New manufacturing technologies: Breakthroughs in novel manufacturing technologies, including controlled composite processes, surface microstructural engineering, and additive manufacturing, are reshaping the vibration sensor development. Controlled composite technologies overcome the performance trade-offs of conventional composite material, enabling synergistic optimization of multi-capacities [168,169]. Surface microstructural engineering innovations (e.g., infrared thermal shaping, UV-pulsed cold processing, light-induced surface reconstruction) achieve precise microstructural control over shape-memory alloys, hydrogels, and liquid metals to improve micro-vibration detectability [170]. Additive manufacturing techniques leverage flexible multi-dimensional structuring to fabricate integrated anisotropic sensing units [171,172]. These advances drive transformative innovations in material systems and structural designs, accelerating the sensor transition to high performance and miniaturization.

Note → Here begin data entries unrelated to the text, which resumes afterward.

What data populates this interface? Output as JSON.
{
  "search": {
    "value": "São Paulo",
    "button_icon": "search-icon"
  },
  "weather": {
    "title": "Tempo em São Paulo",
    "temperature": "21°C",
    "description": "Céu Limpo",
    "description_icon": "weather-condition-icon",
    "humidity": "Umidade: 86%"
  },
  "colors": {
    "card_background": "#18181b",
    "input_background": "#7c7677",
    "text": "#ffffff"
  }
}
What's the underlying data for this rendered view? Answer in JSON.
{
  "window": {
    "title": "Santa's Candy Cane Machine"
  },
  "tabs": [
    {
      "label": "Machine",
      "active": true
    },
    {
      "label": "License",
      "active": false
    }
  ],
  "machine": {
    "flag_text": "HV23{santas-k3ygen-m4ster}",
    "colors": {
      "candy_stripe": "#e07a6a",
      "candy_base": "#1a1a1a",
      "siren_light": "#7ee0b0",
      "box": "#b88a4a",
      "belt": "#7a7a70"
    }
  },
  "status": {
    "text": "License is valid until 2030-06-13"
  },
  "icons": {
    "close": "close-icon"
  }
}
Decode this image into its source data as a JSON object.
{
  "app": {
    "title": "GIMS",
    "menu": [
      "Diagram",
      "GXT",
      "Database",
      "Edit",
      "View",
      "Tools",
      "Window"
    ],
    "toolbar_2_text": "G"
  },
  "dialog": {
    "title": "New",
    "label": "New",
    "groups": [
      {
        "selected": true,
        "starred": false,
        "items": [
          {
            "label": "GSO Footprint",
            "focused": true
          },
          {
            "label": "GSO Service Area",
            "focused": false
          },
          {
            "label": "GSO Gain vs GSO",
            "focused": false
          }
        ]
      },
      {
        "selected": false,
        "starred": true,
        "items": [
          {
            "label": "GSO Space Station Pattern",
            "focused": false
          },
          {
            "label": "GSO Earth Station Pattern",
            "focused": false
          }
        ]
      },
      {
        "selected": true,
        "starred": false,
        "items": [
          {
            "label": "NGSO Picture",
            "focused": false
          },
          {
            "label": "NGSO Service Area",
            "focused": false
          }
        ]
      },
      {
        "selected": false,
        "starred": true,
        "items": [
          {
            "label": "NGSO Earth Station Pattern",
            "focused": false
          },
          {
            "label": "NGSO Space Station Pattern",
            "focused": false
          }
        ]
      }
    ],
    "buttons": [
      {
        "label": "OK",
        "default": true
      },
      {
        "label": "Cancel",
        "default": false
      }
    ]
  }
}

Multi-sensor fusion strategy: Multi-sensor fusion technology relies on two core strategies to achieve precise perception and evaluation of the vibration systems. Heterogeneous sensor fusion modal integrates data from vibration sensors with different measurement principles (e.g., piezoelectric acceleration sensors, electromagnetic velocity sensors, and capacitance displacement sensors), overcoming single-sensor measurement limitations and enabling multi-perspective reconstruction of the measured object’s vibration characteristics [115]. Cross-domain sensor fusion modal jointly processes multi-source data (e.g., acceleration, strain, temperature) reflecting equipment operating states [168,173]. This strategy can construct a multi-dimensional feature space that significantly improves the monitoring data accuracy and reliability, and endows the system with adaptive robust characteristics.

Miniaturization and intelligentization: With the development of miniaturization technologies, such as MEMS, sensors and signal processing circuits can be integrated into tiny chips, featuring small size, light weight, power efficiency, mass production, and low costs [174]. They show great application potential in space-constrained fields like aerospace and biomedicine, providing innovative solutions for precision equipment-monitoring and disease diagnosis and treatment [175,176]. Intelligent sensors, by integrating sensors with smart chips, can perform real-time processing on collected vibration signals, including signal transform, feature extraction, data comparison, and even performance prediction [177,178].